Traveling for the past six weeks, my perspective changed. I admit it had to.
Turkey invited me to share her concern for the changes which may tether liberal thought, as war and politics spread the glue of fear. I knew fear, my novel unaltered for months now. Feeling guilty, I kept mulling but not writing.
Bulgaria surprised me. Although the Cryllic alphabet rested me on shining pearls, I soon began to play with the shapes in an attempt to firm the foundation upon which I stood. Bulgaria emerges rebuilding, reinventing herself; shaking off the Communist drabness.
In five years she will be an elegant lady.
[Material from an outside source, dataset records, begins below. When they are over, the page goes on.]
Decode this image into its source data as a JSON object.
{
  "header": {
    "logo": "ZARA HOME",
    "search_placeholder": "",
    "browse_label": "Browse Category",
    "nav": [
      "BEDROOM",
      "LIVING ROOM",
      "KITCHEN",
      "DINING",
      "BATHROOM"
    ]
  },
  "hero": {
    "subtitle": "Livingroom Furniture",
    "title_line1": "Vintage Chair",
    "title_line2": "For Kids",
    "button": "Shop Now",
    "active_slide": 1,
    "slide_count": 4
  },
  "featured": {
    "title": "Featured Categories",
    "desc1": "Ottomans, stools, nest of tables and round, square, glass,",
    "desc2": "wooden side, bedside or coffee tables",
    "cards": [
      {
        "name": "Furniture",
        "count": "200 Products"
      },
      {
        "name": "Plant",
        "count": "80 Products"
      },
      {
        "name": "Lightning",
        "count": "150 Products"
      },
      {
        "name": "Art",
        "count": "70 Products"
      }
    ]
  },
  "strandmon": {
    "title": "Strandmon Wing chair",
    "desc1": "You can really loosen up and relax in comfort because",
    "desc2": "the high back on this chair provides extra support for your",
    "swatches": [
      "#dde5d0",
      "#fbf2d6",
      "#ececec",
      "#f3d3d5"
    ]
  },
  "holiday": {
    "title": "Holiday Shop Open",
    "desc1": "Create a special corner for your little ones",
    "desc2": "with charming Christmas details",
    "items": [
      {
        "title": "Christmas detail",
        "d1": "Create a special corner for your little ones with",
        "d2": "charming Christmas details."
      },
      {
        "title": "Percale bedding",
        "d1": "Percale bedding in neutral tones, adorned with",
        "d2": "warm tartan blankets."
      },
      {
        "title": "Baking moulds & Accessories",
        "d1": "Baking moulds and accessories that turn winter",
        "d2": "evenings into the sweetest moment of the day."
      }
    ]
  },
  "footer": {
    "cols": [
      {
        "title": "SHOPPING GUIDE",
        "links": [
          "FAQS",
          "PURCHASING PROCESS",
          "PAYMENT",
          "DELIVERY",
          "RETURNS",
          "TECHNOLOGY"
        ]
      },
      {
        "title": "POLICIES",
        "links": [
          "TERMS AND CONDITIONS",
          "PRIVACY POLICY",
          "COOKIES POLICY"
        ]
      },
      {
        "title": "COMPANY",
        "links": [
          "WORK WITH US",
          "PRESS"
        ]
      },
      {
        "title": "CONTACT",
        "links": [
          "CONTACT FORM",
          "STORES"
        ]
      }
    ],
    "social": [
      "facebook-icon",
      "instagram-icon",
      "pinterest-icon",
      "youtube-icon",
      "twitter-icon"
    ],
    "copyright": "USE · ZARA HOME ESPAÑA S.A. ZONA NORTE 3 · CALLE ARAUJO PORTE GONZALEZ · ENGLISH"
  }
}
Greece gave me a gem. In a coffee shop on the beach front, I met a young woman. While the locale dripped New Age thinking, feel good quotes, hippy colour and soft music, it felt genuine. At thirty she had tired of working in tourism and sought a new path.
Soon we became engrossed in conversation, one which centred on a fundamental necessity, I believe. Hope.
Looking at the situation in her country she understood a very powerful building block of our existence. By moving out of large hotels, the world revealed itself, offering a chance to spread hope and inspiration. Like a tide it carried her forward.
I sought my tide.
Tackling my inbox, I left the reading of new blog posts to the end. As a writer I have found some like-minded folk whose posts inspire me. A bit destabilized after travelling, I felt the need to re-immerse myself in the fraternity, my new family, a diverse collection of folk; authors.
Writing can be a solitary pursuit, the effect of social isolation on mental health is well documented. Blogs, quotes, images; creativity across the miles create a sense of belonging. Lights on a velvet sky, I fuel my inspiration by reading the experiences of others.
But on this occasion, re-embarking on my second novel again, I needed more. Beginning a new book is always a wonky space; enthusiasm and doubt intertwine, distorting reality. This book required courage and honesty but my feet and my fingers continued to trip me.
Reading blogs, I found others going through the same doubts as I was. Like a day at the beach, soft wisps of clarity cleansed me and the seed of optimism began to sprout; a gentle strength stirred within and my story began knocking at the doorway of my consciousness.
Today is cold and cloudy but the sunrise through the clouds, elated me. After three attempts and three discards, I feel excited by the prospect of beginning to see what I can create this time.
I thank the writers, the bloggers and the artists who honestly write about the process from the inferno to the stars. If you have comments please share.